Thinking of going green with your meals? As in vegetarian/vegan green? Here are some tips to make transitioning to vegetarianism/veganism a little easier.
Some Americans are obsessed with protein. Flesh, flesh and more animal flesh – all in the name of improving athletic performance, losing weight, and a host of other ills.
So what about vegetarians? How does the vegetarian, or vegan diet stack up?
A lacto-ovo vegetarian that consumes milk products (lacto) and eggs (ovo), eats no meat, poultry or fish. Vegans eat no animal foods at all, including eggs, dairy, butter, and honey, which are made with animal-based ingredients. Other than those restrictions, the vegetarian eating pattern is based on a wide variety of foods that are satisfying, delicious and healthy.
Scientific studies show that vegetarians are less likely to develop heart disease, high blood pressure, type 2 diabetes, obesity and some other types of cancer than non-vegetarians. Why? When planned properly, vegetarian diets typically contain more fiber and phytonutrients than diets that include animal foods, and heart disease is uncommon in vegetarians, as cholesterol is found only in animal products. The type of protein in a vegetarian diet may be another important advantage. Many studies show that replacing animal protein with plant protein lowers blood cholesterol levels, even if the amount and type of fat in the diet stays the same.

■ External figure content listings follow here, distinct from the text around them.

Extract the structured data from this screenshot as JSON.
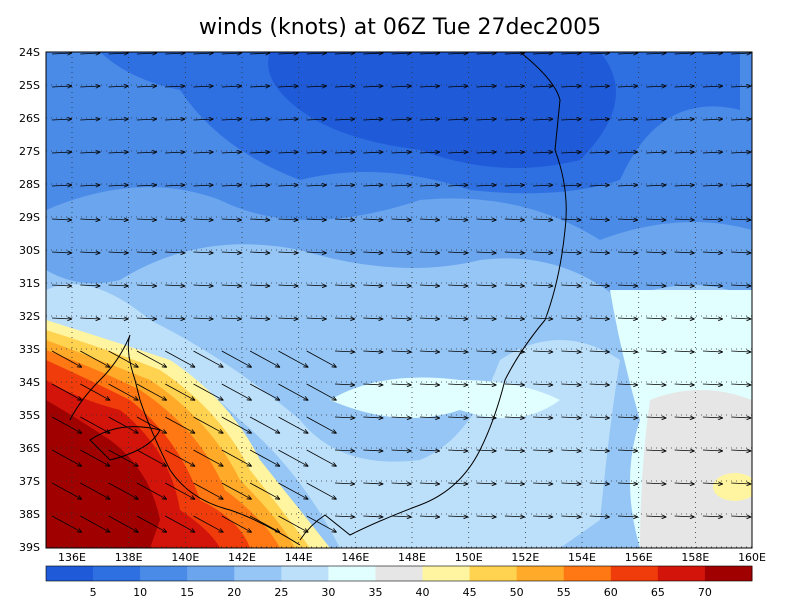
{
  "title": "winds (knots) at 06Z Tue 27dec2005",
  "map": {
    "lat_labels": [
      "24S",
      "25S",
      "26S",
      "27S",
      "28S",
      "29S",
      "30S",
      "31S",
      "32S",
      "33S",
      "34S",
      "35S",
      "36S",
      "37S",
      "38S",
      "39S"
    ],
    "lon_labels": [
      "136E",
      "138E",
      "140E",
      "142E",
      "144E",
      "146E",
      "148E",
      "150E",
      "152E",
      "154E",
      "156E",
      "158E",
      "160E"
    ]
  },
  "colorbar": {
    "labels": [
      5,
      10,
      15,
      20,
      25,
      30,
      35,
      40,
      45,
      50,
      55,
      60,
      65,
      70
    ],
    "colors": [
      "#1f5bd8",
      "#2e70e2",
      "#4a8be8",
      "#6aa5ee",
      "#96c6f5",
      "#bde0fa",
      "#e1ffff",
      "#e6e6e6",
      "#fff5a0",
      "#ffd250",
      "#ffaa28",
      "#ff7814",
      "#f03c0a",
      "#d2140a",
      "#a00000"
    ]
  }
}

The latest studies on diabetes show that a diet high in complex carbohydrates (which are found only in plant foods) and low in fat is the best dietary prescription for controlling diabetes. Since diabetics are at high risk for heart disease, avoiding fat and cholesterol is one of the most important benefits of the diet.

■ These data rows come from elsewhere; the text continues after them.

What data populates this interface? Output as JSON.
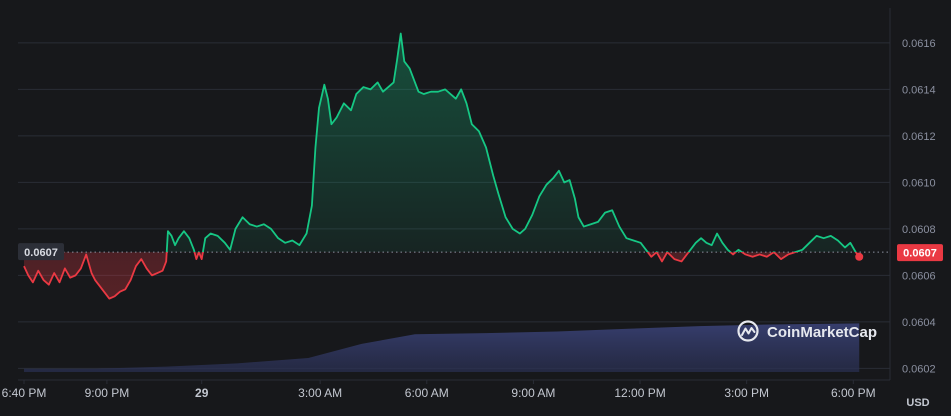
{
  "chart_data": {
    "type": "line",
    "baseline": 0.0607,
    "ylim": [
      0.06015,
      0.06175
    ],
    "y_ticks": [
      "0.0602",
      "0.0604",
      "0.0606",
      "0.0608",
      "0.0610",
      "0.0612",
      "0.0614",
      "0.0616"
    ],
    "x_ticks": [
      {
        "label": "6:40 PM",
        "hours": 0,
        "bold": false
      },
      {
        "label": "9:00 PM",
        "hours": 2.333,
        "bold": false
      },
      {
        "label": "29",
        "hours": 5,
        "bold": true
      },
      {
        "label": "3:00 AM",
        "hours": 8.333,
        "bold": false
      },
      {
        "label": "6:00 AM",
        "hours": 11.333,
        "bold": false
      },
      {
        "label": "9:00 AM",
        "hours": 14.333,
        "bold": false
      },
      {
        "label": "12:00 PM",
        "hours": 17.333,
        "bold": false
      },
      {
        "label": "3:00 PM",
        "hours": 20.333,
        "bold": false
      },
      {
        "label": "6:00 PM",
        "hours": 23.333,
        "bold": false
      }
    ],
    "xlim_hours": [
      0,
      24
    ],
    "currency_label": "USD",
    "left_price_label": "0.0607",
    "right_price_label": "0.0607",
    "colors": {
      "up": "#16c784",
      "down": "#ea3943",
      "grid": "#2a2d36",
      "volume": "#343a63"
    },
    "series": [
      {
        "values": [
          [
            0.0,
            0.06064
          ],
          [
            0.12,
            0.0606
          ],
          [
            0.25,
            0.06057
          ],
          [
            0.4,
            0.06062
          ],
          [
            0.55,
            0.06058
          ],
          [
            0.7,
            0.06056
          ],
          [
            0.85,
            0.06061
          ],
          [
            1.0,
            0.06057
          ],
          [
            1.15,
            0.06063
          ],
          [
            1.3,
            0.06059
          ],
          [
            1.45,
            0.0606
          ],
          [
            1.6,
            0.06063
          ],
          [
            1.75,
            0.06069
          ],
          [
            1.9,
            0.06061
          ],
          [
            2.0,
            0.06058
          ],
          [
            2.1,
            0.06056
          ],
          [
            2.2,
            0.06054
          ],
          [
            2.3,
            0.06052
          ],
          [
            2.4,
            0.0605
          ],
          [
            2.55,
            0.06051
          ],
          [
            2.7,
            0.06053
          ],
          [
            2.85,
            0.06054
          ],
          [
            3.0,
            0.06058
          ],
          [
            3.15,
            0.06064
          ],
          [
            3.3,
            0.06067
          ],
          [
            3.45,
            0.06063
          ],
          [
            3.6,
            0.0606
          ],
          [
            3.75,
            0.06061
          ],
          [
            3.9,
            0.06062
          ],
          [
            4.0,
            0.06066
          ],
          [
            4.05,
            0.06079
          ],
          [
            4.15,
            0.06077
          ],
          [
            4.25,
            0.06073
          ],
          [
            4.35,
            0.06076
          ],
          [
            4.5,
            0.06079
          ],
          [
            4.65,
            0.06076
          ],
          [
            4.78,
            0.06071
          ],
          [
            4.85,
            0.06067
          ],
          [
            4.92,
            0.0607
          ],
          [
            5.0,
            0.06067
          ],
          [
            5.1,
            0.06076
          ],
          [
            5.25,
            0.06078
          ],
          [
            5.45,
            0.06077
          ],
          [
            5.65,
            0.06074
          ],
          [
            5.8,
            0.06071
          ],
          [
            5.95,
            0.0608
          ],
          [
            6.15,
            0.06085
          ],
          [
            6.35,
            0.06082
          ],
          [
            6.55,
            0.06081
          ],
          [
            6.75,
            0.06082
          ],
          [
            6.95,
            0.0608
          ],
          [
            7.15,
            0.06076
          ],
          [
            7.35,
            0.06074
          ],
          [
            7.55,
            0.06075
          ],
          [
            7.75,
            0.06073
          ],
          [
            7.95,
            0.06078
          ],
          [
            8.1,
            0.0609
          ],
          [
            8.2,
            0.06115
          ],
          [
            8.3,
            0.06132
          ],
          [
            8.45,
            0.06142
          ],
          [
            8.55,
            0.06136
          ],
          [
            8.65,
            0.06125
          ],
          [
            8.8,
            0.06128
          ],
          [
            9.0,
            0.06134
          ],
          [
            9.2,
            0.06131
          ],
          [
            9.35,
            0.06138
          ],
          [
            9.55,
            0.06141
          ],
          [
            9.75,
            0.0614
          ],
          [
            9.95,
            0.06143
          ],
          [
            10.1,
            0.06139
          ],
          [
            10.25,
            0.06141
          ],
          [
            10.4,
            0.06143
          ],
          [
            10.5,
            0.06153
          ],
          [
            10.6,
            0.06164
          ],
          [
            10.7,
            0.06152
          ],
          [
            10.85,
            0.06149
          ],
          [
            11.0,
            0.06143
          ],
          [
            11.1,
            0.06139
          ],
          [
            11.25,
            0.06138
          ],
          [
            11.45,
            0.06139
          ],
          [
            11.65,
            0.06139
          ],
          [
            11.85,
            0.0614
          ],
          [
            12.0,
            0.06138
          ],
          [
            12.15,
            0.06136
          ],
          [
            12.3,
            0.0614
          ],
          [
            12.45,
            0.06134
          ],
          [
            12.6,
            0.06125
          ],
          [
            12.8,
            0.06122
          ],
          [
            13.0,
            0.06115
          ],
          [
            13.2,
            0.06103
          ],
          [
            13.35,
            0.06095
          ],
          [
            13.55,
            0.06085
          ],
          [
            13.75,
            0.0608
          ],
          [
            13.95,
            0.06078
          ],
          [
            14.1,
            0.0608
          ],
          [
            14.3,
            0.06086
          ],
          [
            14.5,
            0.06094
          ],
          [
            14.7,
            0.06099
          ],
          [
            14.9,
            0.06102
          ],
          [
            15.05,
            0.06105
          ],
          [
            15.2,
            0.061
          ],
          [
            15.35,
            0.06101
          ],
          [
            15.5,
            0.06093
          ],
          [
            15.6,
            0.06085
          ],
          [
            15.75,
            0.06081
          ],
          [
            15.95,
            0.06082
          ],
          [
            16.15,
            0.06083
          ],
          [
            16.35,
            0.06087
          ],
          [
            16.55,
            0.06088
          ],
          [
            16.75,
            0.06081
          ],
          [
            16.95,
            0.06076
          ],
          [
            17.15,
            0.06075
          ],
          [
            17.35,
            0.06074
          ],
          [
            17.5,
            0.06071
          ],
          [
            17.65,
            0.06068
          ],
          [
            17.8,
            0.0607
          ],
          [
            17.95,
            0.06066
          ],
          [
            18.1,
            0.0607
          ],
          [
            18.3,
            0.06067
          ],
          [
            18.5,
            0.06066
          ],
          [
            18.7,
            0.0607
          ],
          [
            18.9,
            0.06074
          ],
          [
            19.05,
            0.06076
          ],
          [
            19.2,
            0.06074
          ],
          [
            19.35,
            0.06073
          ],
          [
            19.5,
            0.06078
          ],
          [
            19.65,
            0.06074
          ],
          [
            19.8,
            0.06071
          ],
          [
            19.95,
            0.06069
          ],
          [
            20.1,
            0.06071
          ],
          [
            20.3,
            0.06069
          ],
          [
            20.5,
            0.06068
          ],
          [
            20.7,
            0.06069
          ],
          [
            20.9,
            0.06068
          ],
          [
            21.1,
            0.0607
          ],
          [
            21.3,
            0.06067
          ],
          [
            21.5,
            0.06069
          ],
          [
            21.7,
            0.0607
          ],
          [
            21.9,
            0.06071
          ],
          [
            22.1,
            0.06074
          ],
          [
            22.3,
            0.06077
          ],
          [
            22.5,
            0.06076
          ],
          [
            22.7,
            0.06077
          ],
          [
            22.9,
            0.06075
          ],
          [
            23.1,
            0.06072
          ],
          [
            23.25,
            0.06074
          ],
          [
            23.4,
            0.0607
          ],
          [
            23.5,
            0.06068
          ]
        ]
      }
    ],
    "volume": [
      [
        0,
        0.06
      ],
      [
        2,
        0.06
      ],
      [
        4,
        0.1
      ],
      [
        6,
        0.16
      ],
      [
        8,
        0.26
      ],
      [
        9.5,
        0.52
      ],
      [
        11,
        0.7
      ],
      [
        13,
        0.72
      ],
      [
        15,
        0.75
      ],
      [
        17,
        0.8
      ],
      [
        19,
        0.85
      ],
      [
        21,
        0.88
      ],
      [
        23.5,
        0.9
      ]
    ]
  },
  "watermark": {
    "text": "CoinMarketCap",
    "icon": "coinmarketcap-logo-icon"
  }
}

Following a vegetarian or vegan also diet aids in the prevention of cancer. Studies of vegetarians show that death rates from cancer are only about one-half of three-quarters of those of the general population. Researchers are not quite sure why vegetarians have more of certain white blood cells, which are able to seek out and destroy cancer cells.
The switch to a vegetarian diet is easier than you might think. What kinds of meals can you make? Think familiar food (like lasagna with marinara sauce, and vegetarian sausage), comfort food (creamy squash and carrot bisque with soy milk) or exotic food (Cuban black beans and brown rice, a complete vegetarian protein). You can see how easy it is to incorporate many vegan protein options into your meals!
Is “going green” (or vegan) the optimal path to health? Vegetarians, vegans and omnivores can benefit by aiming for a balanced diet, and just as importantly, pursue a physically active, non-smoking lifestyle.